Updated: ‘Anti-trans’ speakers are coming to Pitt. Student safety and speech rights collide.

Luna Olivia Lindstrom sits in the Frick Fine Arts Building at the University of Pittsburgh on Wednesday, March 22, 2023. (Photo by Amaya Lobato Rivas/PublicSource)

In an environment of rising rhetoric against transgender people, impending presentations by the College Republicans and Turning Point USA have energized debate on hateful speech on campus.

Update (3/25/23): Around 200 students gathered Friday evening outside the University of Pittsburgh’s Cathedral of Learning to protest the speaker events and show solidarity with the transgender community. The protest came an hour before Cabot Phillips, a writer at the conservative news website The Daily Wire, spoke on campus for his event titled, “Everything the Media Won’t Tell You.” Protesting students circulated a list of demands, calling on Pitt to launch a fully staffed, in-person LGBTQ resource center, expand trans-inclusive health care and housing for students and respond to mental health crises without campus police.
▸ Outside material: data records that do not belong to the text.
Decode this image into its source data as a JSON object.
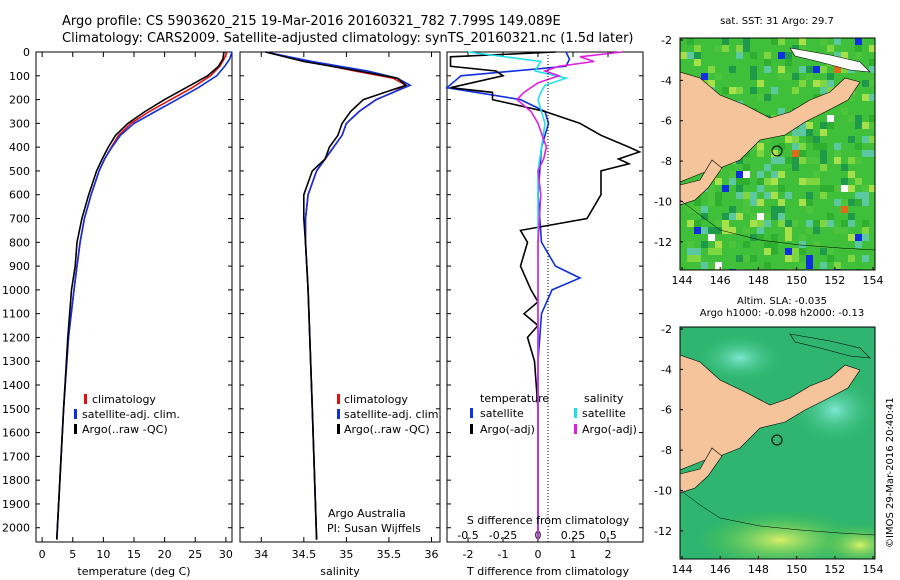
{
  "header": {
    "line1": "Argo profile: CS 5903620_215 19-Mar-2016 20160321_782 7.799S 149.089E",
    "line2": "Climatology: CARS2009. Satellite-adjusted climatology: synTS_20160321.nc (1.5d later)"
  },
  "colors": {
    "climatology": "#e01010",
    "satellite": "#1030e0",
    "argo": "#000000",
    "sal_sat": "#20e0f0",
    "sal_argo": "#e020e0",
    "land": "#f5c49a",
    "ocean_sst": "#40c040",
    "ocean_sla": "#2ab86a"
  },
  "depth_axis": {
    "ticks": [
      "0",
      "100",
      "200",
      "300",
      "400",
      "500",
      "600",
      "700",
      "800",
      "900",
      "1000",
      "1100",
      "1200",
      "1300",
      "1400",
      "1500",
      "1600",
      "1700",
      "1800",
      "1900",
      "2000"
    ]
  },
  "legend": {
    "climatology": "climatology",
    "satellite": "satellite-adj. clim.",
    "argo": "Argo(..raw -QC)"
  },
  "legend2": {
    "climatology": "climatology",
    "satellite": "satellite-adj. clim.",
    "argo": "Argo(..raw -QC)"
  },
  "legend3": {
    "temp_title": "temperature",
    "sal_title": "salinity",
    "temp_sat": "satellite",
    "temp_argo": "Argo(-adj)",
    "sal_sat": "satellite",
    "sal_argo": "Argo(-adj)"
  },
  "credits": {
    "org": "Argo Australia",
    "pi": "PI: Susan Wijffels"
  },
  "sst_map": {
    "title": "sat. SST: 31  Argo: 29.7",
    "yticks": [
      "-2",
      "-4",
      "-6",
      "-8",
      "-10",
      "-12"
    ],
    "xticks": [
      "144",
      "146",
      "148",
      "150",
      "152",
      "154"
    ]
  },
  "sla_map": {
    "title1": "Altim. SLA: -0.035",
    "title2": "Argo h1000: -0.098 h2000: -0.13",
    "yticks": [
      "-2",
      "-4",
      "-6",
      "-8",
      "-10",
      "-12"
    ],
    "xticks": [
      "144",
      "146",
      "148",
      "150",
      "152",
      "154"
    ]
  },
  "stamp": "©IMOS 29-Mar-2016 20:40:41",
  "chart_data": [
    {
      "type": "line",
      "xlabel": "temperature (deg C)",
      "ylabel": "depth",
      "xlim": [
        -1,
        31
      ],
      "ylim": [
        2060,
        0
      ],
      "xticks": [
        "0",
        "5",
        "10",
        "15",
        "20",
        "25",
        "30"
      ],
      "series": [
        {
          "name": "climatology",
          "depth": [
            0,
            30,
            60,
            100,
            150,
            200,
            250,
            300,
            350,
            400,
            450,
            500,
            600,
            700,
            800,
            900,
            1000,
            1200,
            1500,
            2000,
            2050
          ],
          "values": [
            30.2,
            29.7,
            29.0,
            27.5,
            24.5,
            21.0,
            17.5,
            14.5,
            12.5,
            11.3,
            10.2,
            9.3,
            8.0,
            6.9,
            6.2,
            5.7,
            5.2,
            4.3,
            3.5,
            2.5,
            2.4
          ]
        },
        {
          "name": "satellite",
          "depth": [
            0,
            30,
            60,
            100,
            150,
            200,
            250,
            300,
            350,
            400,
            450,
            500,
            600,
            700,
            800,
            900,
            1000,
            1200,
            1500,
            2000,
            2050
          ],
          "values": [
            31.0,
            30.6,
            29.8,
            28.5,
            25.5,
            22.0,
            18.5,
            15.0,
            12.8,
            11.4,
            10.2,
            9.3,
            8.0,
            6.9,
            6.2,
            5.7,
            5.2,
            4.3,
            3.5,
            2.5,
            2.4
          ]
        },
        {
          "name": "Argo",
          "depth": [
            0,
            30,
            60,
            100,
            150,
            200,
            250,
            300,
            350,
            400,
            450,
            500,
            600,
            700,
            800,
            900,
            1000,
            1200,
            1500,
            2000,
            2050
          ],
          "values": [
            29.7,
            29.5,
            28.8,
            27.0,
            23.5,
            20.0,
            16.8,
            14.0,
            12.0,
            10.8,
            9.8,
            8.9,
            7.6,
            6.5,
            5.7,
            5.4,
            4.8,
            4.2,
            3.5,
            2.5,
            2.4
          ]
        }
      ]
    },
    {
      "type": "line",
      "xlabel": "salinity",
      "xlim": [
        33.75,
        36.1
      ],
      "ylim": [
        2060,
        0
      ],
      "xticks": [
        "34",
        "34.5",
        "35",
        "35.5",
        "36"
      ],
      "series": [
        {
          "name": "climatology",
          "depth": [
            0,
            40,
            80,
            110,
            140,
            170,
            200,
            250,
            300,
            350,
            400,
            450,
            500,
            600,
            700,
            800,
            1000,
            1500,
            2050
          ],
          "values": [
            34.05,
            34.55,
            35.1,
            35.55,
            35.7,
            35.55,
            35.35,
            35.15,
            35.0,
            34.95,
            34.85,
            34.75,
            34.65,
            34.55,
            34.52,
            34.52,
            34.55,
            34.6,
            34.65
          ]
        },
        {
          "name": "satellite",
          "depth": [
            0,
            40,
            80,
            110,
            140,
            170,
            200,
            250,
            300,
            350,
            400,
            450,
            500,
            600,
            700,
            800,
            1000,
            1500,
            2050
          ],
          "values": [
            34.05,
            34.6,
            35.25,
            35.6,
            35.75,
            35.55,
            35.35,
            35.15,
            35.0,
            34.95,
            34.85,
            34.75,
            34.65,
            34.55,
            34.52,
            34.52,
            34.55,
            34.6,
            34.65
          ]
        },
        {
          "name": "Argo",
          "depth": [
            0,
            40,
            80,
            110,
            140,
            170,
            200,
            250,
            300,
            350,
            400,
            450,
            500,
            600,
            700,
            800,
            1000,
            1500,
            2050
          ],
          "values": [
            34.05,
            34.5,
            35.15,
            35.6,
            35.7,
            35.45,
            35.2,
            35.05,
            34.95,
            34.9,
            34.8,
            34.75,
            34.6,
            34.5,
            34.5,
            34.52,
            34.55,
            34.6,
            34.65
          ]
        }
      ]
    },
    {
      "type": "line",
      "xlabel": "T difference from climatology",
      "xlabel_top": "S difference from climatology",
      "xlim": [
        -2.6,
        3.0
      ],
      "ylim": [
        2060,
        0
      ],
      "xticks": [
        "-2",
        "-1",
        "0",
        "1",
        "2"
      ],
      "xticks_top": [
        "-0.5",
        "-0.25",
        "0",
        "0.25",
        "0.5"
      ],
      "series": [
        {
          "name": "temperature satellite",
          "depth": [
            0,
            30,
            60,
            100,
            150,
            200,
            250,
            300,
            350,
            400,
            500,
            600,
            700,
            800,
            900,
            950,
            1000,
            1100,
            1300,
            1500,
            2050
          ],
          "values": [
            0.8,
            0.9,
            0.8,
            -2.2,
            -2.6,
            -0.5,
            0.2,
            0.3,
            0.2,
            0.1,
            0.05,
            0.0,
            0.05,
            0.1,
            0.5,
            1.2,
            0.4,
            0.1,
            0.0,
            0.0,
            0.0
          ]
        },
        {
          "name": "temperature Argo",
          "depth": [
            0,
            20,
            60,
            80,
            100,
            150,
            170,
            200,
            250,
            300,
            350,
            400,
            420,
            450,
            470,
            500,
            600,
            700,
            750,
            800,
            900,
            1000,
            1050,
            1100,
            1150,
            1200,
            1300,
            1500,
            2050
          ],
          "values": [
            0.5,
            -2.5,
            -2.5,
            -1.2,
            -1.0,
            -2.5,
            -1.3,
            -1.3,
            0.2,
            1.2,
            1.8,
            2.6,
            2.9,
            2.3,
            2.6,
            1.8,
            1.8,
            1.4,
            -0.5,
            -0.3,
            -0.5,
            -0.2,
            0.0,
            -0.4,
            0.0,
            -0.3,
            -0.1,
            0.0,
            0.0
          ]
        },
        {
          "name": "salinity satellite",
          "depth": [
            0,
            40,
            80,
            110,
            140,
            170,
            200,
            300,
            500,
            1000,
            2050
          ],
          "values": [
            -0.5,
            0.02,
            -0.02,
            0.2,
            0.05,
            0.02,
            0.0,
            0.05,
            0.0,
            0.0,
            0.0
          ]
        },
        {
          "name": "salinity Argo",
          "depth": [
            0,
            20,
            40,
            60,
            80,
            100,
            130,
            170,
            200,
            250,
            300,
            350,
            400,
            450,
            500,
            600,
            800,
            1000,
            1500,
            2050
          ],
          "values": [
            0.6,
            0.3,
            0.4,
            0.15,
            0.05,
            0.15,
            0.0,
            -0.1,
            -0.15,
            -0.05,
            0.0,
            0.03,
            0.06,
            0.04,
            0.0,
            0.02,
            0.0,
            0.0,
            0.0,
            0.0
          ]
        }
      ]
    }
  ]
}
by Emma Folts, PublicSource

Luna Lindstrom is very anxious. In the coming weeks, student organizations at the University of Pittsburgh will host three events featuring conservative speakers. One is far-right commentator Michael Knowles, who said this month that “transgenderism must be eradicated from public life entirely.”
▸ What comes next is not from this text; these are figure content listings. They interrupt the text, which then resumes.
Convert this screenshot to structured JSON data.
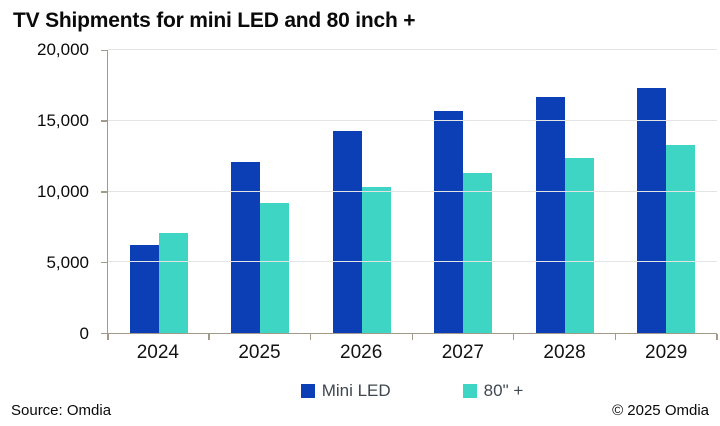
{
  "header": {
    "title": "TV Shipments for mini LED and 80 inch +"
  },
  "chart_data": {
    "type": "bar",
    "title": "TV Shipments for mini LED and 80 inch +",
    "categories": [
      "2024",
      "2025",
      "2026",
      "2027",
      "2028",
      "2029"
    ],
    "series": [
      {
        "name": "Mini LED",
        "color": "#0c3eb6",
        "values": [
          6200,
          12100,
          14300,
          15700,
          16700,
          17300
        ]
      },
      {
        "name": "80\" +",
        "color": "#3ed5c5",
        "values": [
          7100,
          9200,
          10300,
          11300,
          12400,
          13300
        ]
      }
    ],
    "ylim": [
      0,
      20000
    ],
    "ytick_interval": 5000,
    "ytick_labels": [
      "0",
      "5,000",
      "10,000",
      "15,000",
      "20,000"
    ],
    "grid": "horizontal",
    "gridline_color": "#e4e4e4",
    "axis_color": "#a29a8b",
    "legend_position": "bottom"
  },
  "footer": {
    "source": "Source: Omdia",
    "copyright": "© 2025 Omdia"
  }
}
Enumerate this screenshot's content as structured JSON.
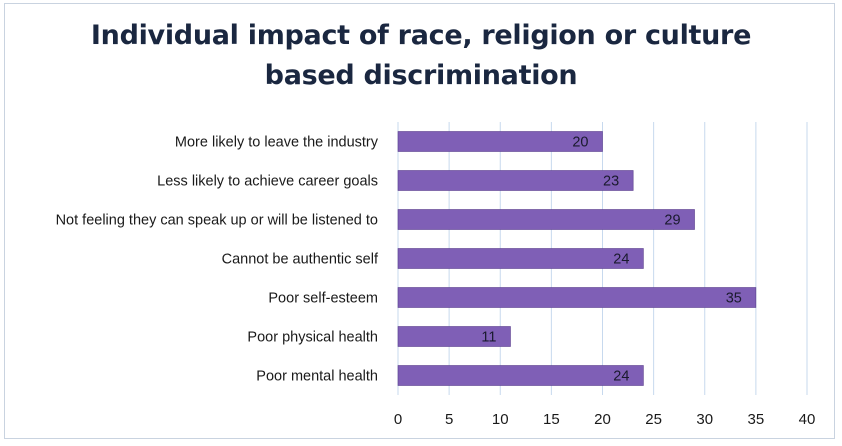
{
  "chart_data": {
    "type": "bar",
    "orientation": "horizontal",
    "title_lines": [
      "Individual impact of race, religion or culture",
      "based discrimination"
    ],
    "categories": [
      "More likely to leave the industry",
      "Less likely to achieve career goals",
      "Not feeling they can speak up or will be listened to",
      "Cannot be authentic self",
      "Poor self-esteem",
      "Poor physical health",
      "Poor mental health"
    ],
    "values": [
      20,
      23,
      29,
      24,
      35,
      11,
      24
    ],
    "xlim": [
      0,
      40
    ],
    "xticks": [
      0,
      5,
      10,
      15,
      20,
      25,
      30,
      35,
      40
    ],
    "xlabel": "",
    "ylabel": "",
    "grid": "vertical",
    "legend": "none",
    "colors": {
      "bar": "#7f5fb6",
      "bar_edge": "#5a3e8c",
      "grid": "#c7d9ee",
      "label": "#1a1a1a",
      "title": "#1a2740"
    }
  }
}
Lindstrom, a transgender woman and a third-year student at Pitt, generally feels safe on campus. That changes when large groups of visitors are around – she’s received hostile looks from students’ parents, for example – and she’s worried the upcoming events will attract harassment or violence. 

“I’m very afraid of what kind of people are going to be on campus for these events,” Lindstrom said. For the next month or so, she said she’ll move through campus with more apprehension, as “the university has not signaled that it’s willing to take real action to protect trans people.”
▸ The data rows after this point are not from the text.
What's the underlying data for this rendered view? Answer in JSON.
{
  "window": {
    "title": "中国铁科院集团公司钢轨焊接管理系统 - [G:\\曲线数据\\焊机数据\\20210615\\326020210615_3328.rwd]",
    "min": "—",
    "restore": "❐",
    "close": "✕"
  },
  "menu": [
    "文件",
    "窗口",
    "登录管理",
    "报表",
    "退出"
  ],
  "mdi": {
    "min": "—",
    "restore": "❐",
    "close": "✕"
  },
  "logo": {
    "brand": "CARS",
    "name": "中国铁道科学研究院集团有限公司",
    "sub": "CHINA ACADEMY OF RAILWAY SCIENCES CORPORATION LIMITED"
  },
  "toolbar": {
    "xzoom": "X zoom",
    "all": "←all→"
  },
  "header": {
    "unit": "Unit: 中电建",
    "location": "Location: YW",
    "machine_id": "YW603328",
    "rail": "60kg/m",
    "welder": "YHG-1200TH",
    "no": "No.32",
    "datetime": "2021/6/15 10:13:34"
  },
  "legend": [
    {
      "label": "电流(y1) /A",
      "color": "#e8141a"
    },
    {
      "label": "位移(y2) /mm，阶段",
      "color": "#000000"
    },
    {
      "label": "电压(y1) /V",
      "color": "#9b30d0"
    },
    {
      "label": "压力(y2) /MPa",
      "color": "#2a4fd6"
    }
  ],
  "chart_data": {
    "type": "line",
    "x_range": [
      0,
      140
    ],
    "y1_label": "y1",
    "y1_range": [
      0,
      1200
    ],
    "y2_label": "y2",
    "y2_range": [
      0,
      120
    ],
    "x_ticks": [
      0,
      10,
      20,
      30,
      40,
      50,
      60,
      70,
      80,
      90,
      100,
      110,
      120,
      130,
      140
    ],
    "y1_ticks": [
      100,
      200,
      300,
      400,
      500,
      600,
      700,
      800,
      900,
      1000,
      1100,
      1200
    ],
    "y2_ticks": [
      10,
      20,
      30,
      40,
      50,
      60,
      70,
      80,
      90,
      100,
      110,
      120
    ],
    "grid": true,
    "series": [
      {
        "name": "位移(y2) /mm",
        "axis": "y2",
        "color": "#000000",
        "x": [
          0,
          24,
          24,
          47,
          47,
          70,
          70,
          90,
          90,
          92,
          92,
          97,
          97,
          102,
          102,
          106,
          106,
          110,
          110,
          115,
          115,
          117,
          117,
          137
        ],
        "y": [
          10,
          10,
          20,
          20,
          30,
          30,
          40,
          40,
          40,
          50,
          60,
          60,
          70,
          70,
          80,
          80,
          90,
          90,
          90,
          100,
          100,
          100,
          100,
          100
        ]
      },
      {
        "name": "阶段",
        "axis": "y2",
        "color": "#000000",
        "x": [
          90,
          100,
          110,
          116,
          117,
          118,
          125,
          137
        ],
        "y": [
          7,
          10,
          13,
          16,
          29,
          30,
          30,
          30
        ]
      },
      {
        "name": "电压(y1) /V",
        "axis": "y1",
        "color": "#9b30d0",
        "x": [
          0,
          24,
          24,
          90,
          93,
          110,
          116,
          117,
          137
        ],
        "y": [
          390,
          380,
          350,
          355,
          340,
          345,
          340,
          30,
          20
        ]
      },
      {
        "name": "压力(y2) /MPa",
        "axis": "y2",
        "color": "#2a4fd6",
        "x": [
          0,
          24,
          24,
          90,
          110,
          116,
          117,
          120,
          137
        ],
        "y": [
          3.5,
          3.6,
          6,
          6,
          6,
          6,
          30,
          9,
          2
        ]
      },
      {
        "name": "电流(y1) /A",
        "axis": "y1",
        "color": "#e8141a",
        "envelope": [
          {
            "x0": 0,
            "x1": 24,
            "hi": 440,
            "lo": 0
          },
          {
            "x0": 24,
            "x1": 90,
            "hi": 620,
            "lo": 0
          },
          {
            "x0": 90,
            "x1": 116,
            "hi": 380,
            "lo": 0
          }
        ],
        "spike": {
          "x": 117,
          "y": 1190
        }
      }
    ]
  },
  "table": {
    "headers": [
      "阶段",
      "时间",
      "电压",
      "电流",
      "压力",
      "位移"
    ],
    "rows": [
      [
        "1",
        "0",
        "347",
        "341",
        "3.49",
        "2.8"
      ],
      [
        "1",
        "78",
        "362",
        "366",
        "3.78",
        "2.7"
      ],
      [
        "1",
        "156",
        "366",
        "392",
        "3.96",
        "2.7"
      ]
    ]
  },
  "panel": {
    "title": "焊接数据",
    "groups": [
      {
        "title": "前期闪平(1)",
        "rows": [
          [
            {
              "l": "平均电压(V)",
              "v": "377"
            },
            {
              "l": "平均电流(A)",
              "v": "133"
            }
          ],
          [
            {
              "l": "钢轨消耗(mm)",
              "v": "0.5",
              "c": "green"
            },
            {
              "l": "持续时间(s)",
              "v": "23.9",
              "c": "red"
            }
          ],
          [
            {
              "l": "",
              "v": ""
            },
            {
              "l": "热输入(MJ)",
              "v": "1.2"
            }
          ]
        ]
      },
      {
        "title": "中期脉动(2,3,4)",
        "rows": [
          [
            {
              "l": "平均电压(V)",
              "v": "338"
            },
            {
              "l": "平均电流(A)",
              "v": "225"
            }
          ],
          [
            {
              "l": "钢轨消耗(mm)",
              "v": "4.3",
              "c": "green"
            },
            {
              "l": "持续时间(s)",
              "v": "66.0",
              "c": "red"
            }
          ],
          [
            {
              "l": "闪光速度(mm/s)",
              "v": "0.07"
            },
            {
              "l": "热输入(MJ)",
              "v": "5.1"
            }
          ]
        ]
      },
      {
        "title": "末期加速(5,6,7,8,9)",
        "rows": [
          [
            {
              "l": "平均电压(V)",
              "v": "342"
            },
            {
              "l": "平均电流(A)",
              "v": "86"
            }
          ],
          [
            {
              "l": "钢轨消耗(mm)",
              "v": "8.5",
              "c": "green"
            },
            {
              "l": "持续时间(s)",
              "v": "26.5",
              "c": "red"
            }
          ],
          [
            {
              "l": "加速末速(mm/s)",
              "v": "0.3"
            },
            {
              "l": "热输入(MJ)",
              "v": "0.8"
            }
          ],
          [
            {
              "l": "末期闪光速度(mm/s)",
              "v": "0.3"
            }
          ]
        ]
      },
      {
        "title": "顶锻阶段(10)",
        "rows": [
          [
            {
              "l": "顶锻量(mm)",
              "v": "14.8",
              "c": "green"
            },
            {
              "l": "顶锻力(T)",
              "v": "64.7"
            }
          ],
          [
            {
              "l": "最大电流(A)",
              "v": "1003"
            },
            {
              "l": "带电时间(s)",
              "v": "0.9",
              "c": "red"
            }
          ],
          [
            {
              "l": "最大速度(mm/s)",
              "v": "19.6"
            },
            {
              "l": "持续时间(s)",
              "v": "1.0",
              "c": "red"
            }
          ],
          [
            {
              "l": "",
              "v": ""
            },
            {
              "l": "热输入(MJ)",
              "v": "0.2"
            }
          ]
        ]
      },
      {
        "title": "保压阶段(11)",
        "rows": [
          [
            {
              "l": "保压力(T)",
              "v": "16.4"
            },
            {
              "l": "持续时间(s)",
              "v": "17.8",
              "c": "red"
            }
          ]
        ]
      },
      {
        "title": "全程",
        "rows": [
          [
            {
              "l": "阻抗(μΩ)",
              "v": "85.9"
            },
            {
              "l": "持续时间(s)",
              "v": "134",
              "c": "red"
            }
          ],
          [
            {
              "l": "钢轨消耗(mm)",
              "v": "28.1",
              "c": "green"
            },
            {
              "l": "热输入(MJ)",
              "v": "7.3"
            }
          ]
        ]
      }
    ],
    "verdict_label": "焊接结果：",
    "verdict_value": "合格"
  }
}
The events mark another flashpoint in the national debate over student safety and open expression in academia, with the backlash at Pitt rooted in concerns over the safety of LGBTQ students. A student petition calling for the university to cancel the events has collected more than 10,000 signatures, with supporters commenting that, “Hate should not be hosted at Pitt,” “I believe ALL should feel safe to be the way they are,” and, repeatedly, “Trans rights are human rights.” 

Transgender people are over four times more likely to experience violent crime than cisgender people, and LGBTQ students at four-year universities have reported higher rates of bullying, harassment and assault than their non-LGBTQ peers. The Pennsylvania House LGBTQ+ Equality Caucus has called for the events to be canceled, as has the Pittsburgh branch of the NAACP. Civil liberties groups, by contrast, have said the free exchange of ideas – even those that are offensive or hostile – is central to democracy and higher education.

Students organizing the events have pushed back against the outcry. Dylan Mitchell, president of the College Republicans at Pitt, said, “It’s disheartening to see so many people that are so averse to freedom of speech.” 

His organization is hosting a debate on “transgenderism and womanhood” on April 18, featuring Knowles and Deirdre McCloskey, a professor and transgender activist. McCloskey has also criticized the petition, writing on Twitter that signatories “should be ashamed” and that “we live in a free country.” 

“Professor McCloskey could very well wipe the floor with Mr. Knowles, I don’t know,” said Mitchell, a sophomore. “We are allowed to have that political discourse. We have the freedom to do that. We have the opportunity to do that. And it is a good thing.” 

Pitt has called the events “toxic and hurtful for many” while stating that, “as a public university, we also uphold the principles of protected speech and expression.” 

The university would face legal liability if it tried to cancel the upcoming events, as universities that receive public funding can’t discriminate against speakers under the First Amendment, the American Civil Liberties Union [ACLU] of Pennsylvania said in a statement. The organization – which said it’s “committed to ensuring that transgender people can live in our society with dignity, respect, and peace” – added that students who oppose the speakers’ views can use the same free-speech rights to organize and speak out.